Vertigo


Flying airplanes in conditions of zero visibility is doable. Due to Instrument capability, navigation aids, and ground-controlled coordination, flights in such conditions are being routinely practiced by commercial and military aircraft. However, it is the physiological human factors that conflict with instrument precision that so often result in the deaths of non-professional pilots.

“Flying by the seat of your pants” is a myth. The phrase suggests that the pull of gravity would be felt by your lower extremities, indicating three-dimensional orientation. Nothing is further from the truth. A person’s inner ear with its semicircular canals is a normally dependable system that allows one to walk upright into a dark unlighted room, preventing an unbalanced fall into the coffee table. However, if a person were to spin around quickly, or raise and lower one’s head repeatedly, the fluid and hair cells in the three semicircular canals of the inner ear, arranged at right angles to each other, sends erroneous signals to the brain. One canal senses rotation on a vertical plane and two canals sense movement up and down as when nodding. If affected by this vertigo and responding to regain the perceived uprightness in that darkened room, you would find yourself tumbling into unseen furniture.

A marginally trained or inexperienced pilot is subject to spatial disorientation. The aircraft’s instruments and nav aids, although indicating exact position, orientation, and direction to a safe landing, due to head movement, can create sensations that tell a pilot he is in a turn, or has become inverted. Not trusting your instruments and responding to vertigo is a killer.

Military and professional commercial pilots are trained to ignore these conflicting inner ear sensations and to trust their instruments.

The recent Bloomington aircraft accident and resulting death Is still under investigation. It wasn’t said if the pilot was on an instrument flight plan or was instrument qualified. Regardless, my guess is that with the reported fog and low visibility, even if the pilot was instrument rated, he may have been trying to see visually and became conflicted and distracted from a strict focus on his instruments.

I believe that is what happened to John Kennedy, Jr. He was flying up the coast of New England at night on the way to Martha’s Vineyard.  Nighttime lights along the coastline would have allowed him visual orientation. Then Kennedy turned directly toward Martha’s Vineyard out over the open ocean no longer having visual references.
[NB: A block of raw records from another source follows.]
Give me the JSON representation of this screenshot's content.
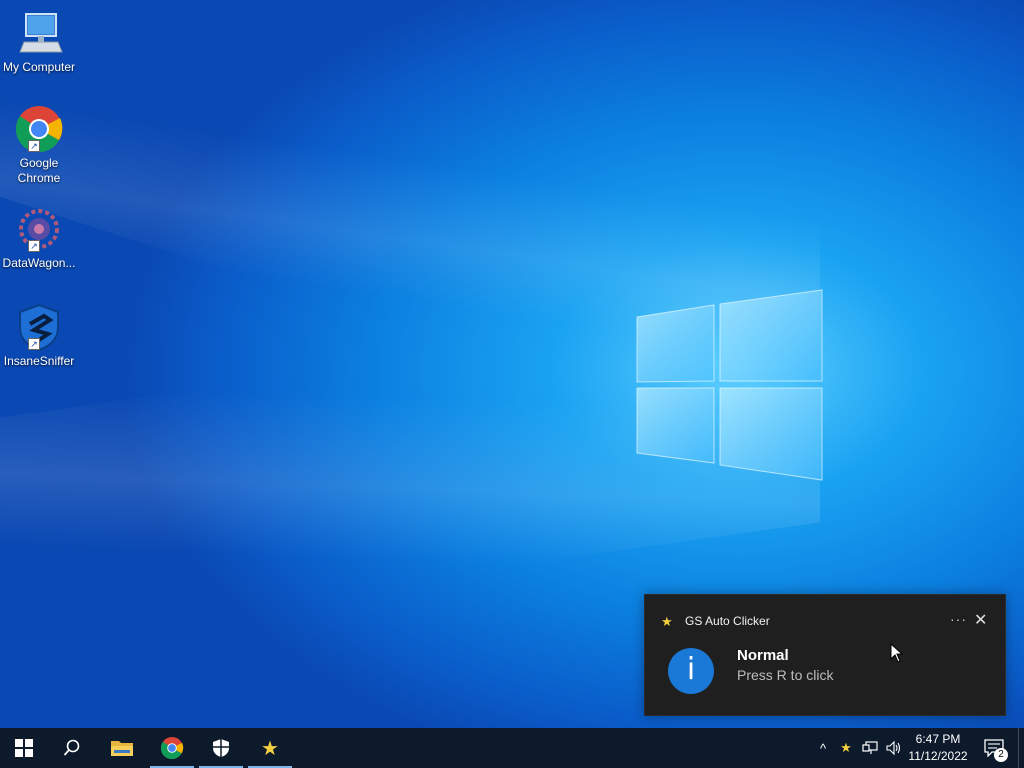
{
  "desktop": {
    "icons": [
      {
        "label": "My Computer",
        "icon": "computer-icon"
      },
      {
        "label": "Google Chrome",
        "icon": "chrome-icon"
      },
      {
        "label": "DataWagon...",
        "icon": "datawagon-icon"
      },
      {
        "label": "InsaneSniffer",
        "icon": "insanesniffer-icon"
      }
    ],
    "wallpaper_accent": "#1aa3f2"
  },
  "toast": {
    "app_name": "GS Auto Clicker",
    "app_icon": "star-icon",
    "more_label": "···",
    "close_label": "✕",
    "info_glyph": "i",
    "title": "Normal",
    "body": "Press R to click",
    "background": "#1f1f1f"
  },
  "taskbar": {
    "pinned": [
      {
        "name": "start-button",
        "icon": "windows-icon"
      },
      {
        "name": "search-button",
        "icon": "search-icon"
      },
      {
        "name": "file-explorer",
        "icon": "folder-icon"
      },
      {
        "name": "chrome",
        "icon": "chrome-icon"
      },
      {
        "name": "security",
        "icon": "shield-icon"
      },
      {
        "name": "gs-auto-clicker",
        "icon": "star-icon"
      }
    ],
    "tray": {
      "chevron": "^",
      "clock_time": "6:47 PM",
      "clock_date": "11/12/2022",
      "notification_count": "2"
    },
    "background": "#0c1a2c"
  }
}
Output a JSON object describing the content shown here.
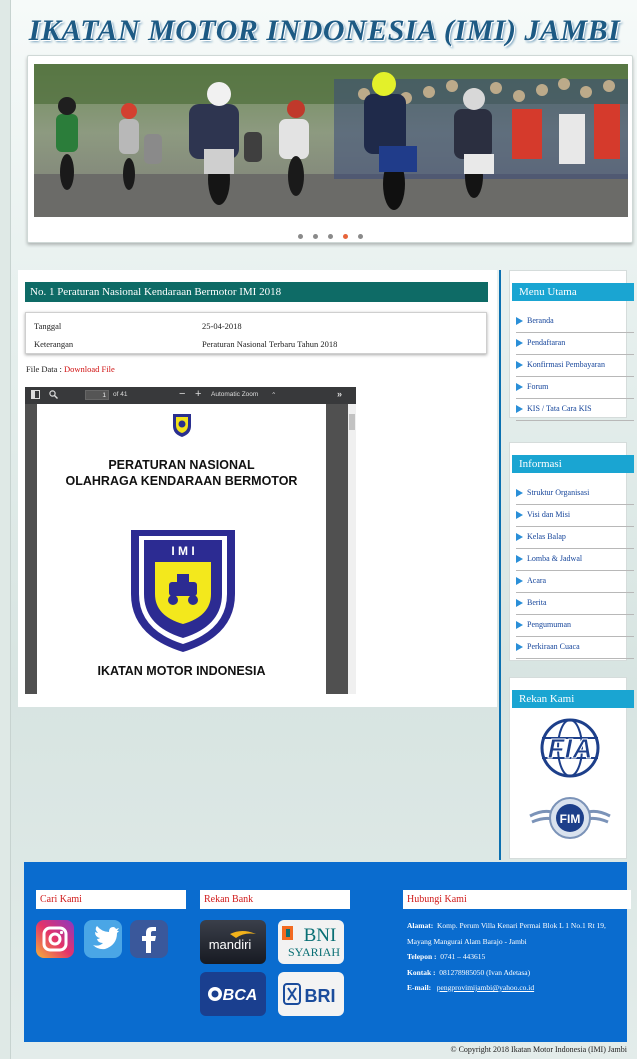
{
  "site": {
    "title": "IKATAN MOTOR INDONESIA (IMI) JAMBI"
  },
  "slider": {
    "dot_count": 5,
    "active_dot_index": 3
  },
  "post": {
    "title": "No. 1 Peraturan Nasional Kendaraan Bermotor IMI 2018",
    "rows": [
      {
        "key": "Tanggal",
        "value": "25-04-2018"
      },
      {
        "key": "Keterangan",
        "value": "Peraturan Nasional Terbaru Tahun 2018"
      }
    ],
    "file_label": "File Data :",
    "file_link": "Download File"
  },
  "pdf_viewer": {
    "page_number": "1",
    "page_of": "of 41",
    "zoom_label": "Automatic Zoom",
    "document": {
      "heading_line1": "PERATURAN NASIONAL",
      "heading_line2": "OLAHRAGA KENDARAAN BERMOTOR",
      "logo_letters": "I M I",
      "logo_ring_text": "IKATAN MOTOR INDONESIA",
      "footer_heading": "IKATAN MOTOR INDONESIA"
    }
  },
  "sidebar": {
    "menu_utama": {
      "title": "Menu Utama",
      "items": [
        "Beranda",
        "Pendaftaran",
        "Konfirmasi Pembayaran",
        "Forum",
        "KIS / Tata Cara KIS"
      ]
    },
    "informasi": {
      "title": "Informasi",
      "items": [
        "Struktur Organisasi",
        "Visi dan Misi",
        "Kelas Balap",
        "Lomba & Jadwal",
        "Acara",
        "Berita",
        "Pengumuman",
        "Perkiraan Cuaca"
      ]
    },
    "rekan_kami": {
      "title": "Rekan Kami",
      "logos": [
        "FIA",
        "FIM"
      ]
    }
  },
  "footer": {
    "cari_kami": "Cari Kami",
    "rekan_bank": "Rekan Bank",
    "hubungi_kami": "Hubungi Kami",
    "banks": {
      "mandiri": "mandiri",
      "bni": "BNI",
      "bni_sub": "SYARIAH",
      "bca": "BCA",
      "bri": "BRI"
    },
    "contact": {
      "alamat_label": "Alamat:",
      "alamat_value": "Komp. Perum Villa Kenari Permai Blok L 1 No.1 Rt 19, Mayang Mangurai Alam Barajo - Jambi",
      "telepon_label": "Telepon :",
      "telepon_value": "0741 – 443615",
      "kontak_label": "Kontak :",
      "kontak_value": "081278985050 (Ivan Adetasa)",
      "email_label": "E-mail:",
      "email_value": "pengprovimijambi@yahoo.co.id"
    }
  },
  "copyright": "© Copyright 2018 Ikatan Motor Indonesia (IMI) Jambi",
  "colors": {
    "post_title_bg": "#0e6b66",
    "side_head_bg": "#1aa5d2",
    "footer_bg": "#0a6ccf",
    "link_red": "#d01010"
  }
}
Kennedy was not instrument rated and although the forecast indicated the weather was acceptable for visual flying (VFR), the wreckage of his aircraft shows the plane was out of control and impacted the water at a very high velocity. Those last moments for Kennedy, his wife and sister-in-law must have been horrifying. So sad.

Kennedy’s Aircraft Wreckage

 

 

4 thoughts on “Vertigo

  1. Same here. I went to the doctor today to complain about a variety of systems. This included loss of balance, claustrophobia, and other balance issue. Maybe its something we caught at NCC. Just a thought.

    I’m 82 and thinking too much.

    Your friend,

    Bambi

  2. Hi Jim. This last summer on the golf course, I had an issue that was eventually determined to be vertigo. I was playing with our Thursday group and after playing 5 holes, I began to become very dizzy losing my balance. I ended with nausea and vomiting. One of the guys in my foursome, a retired state trooper was concerned about stoke and called 911. After weeks of therapy, I have had no symptoms since.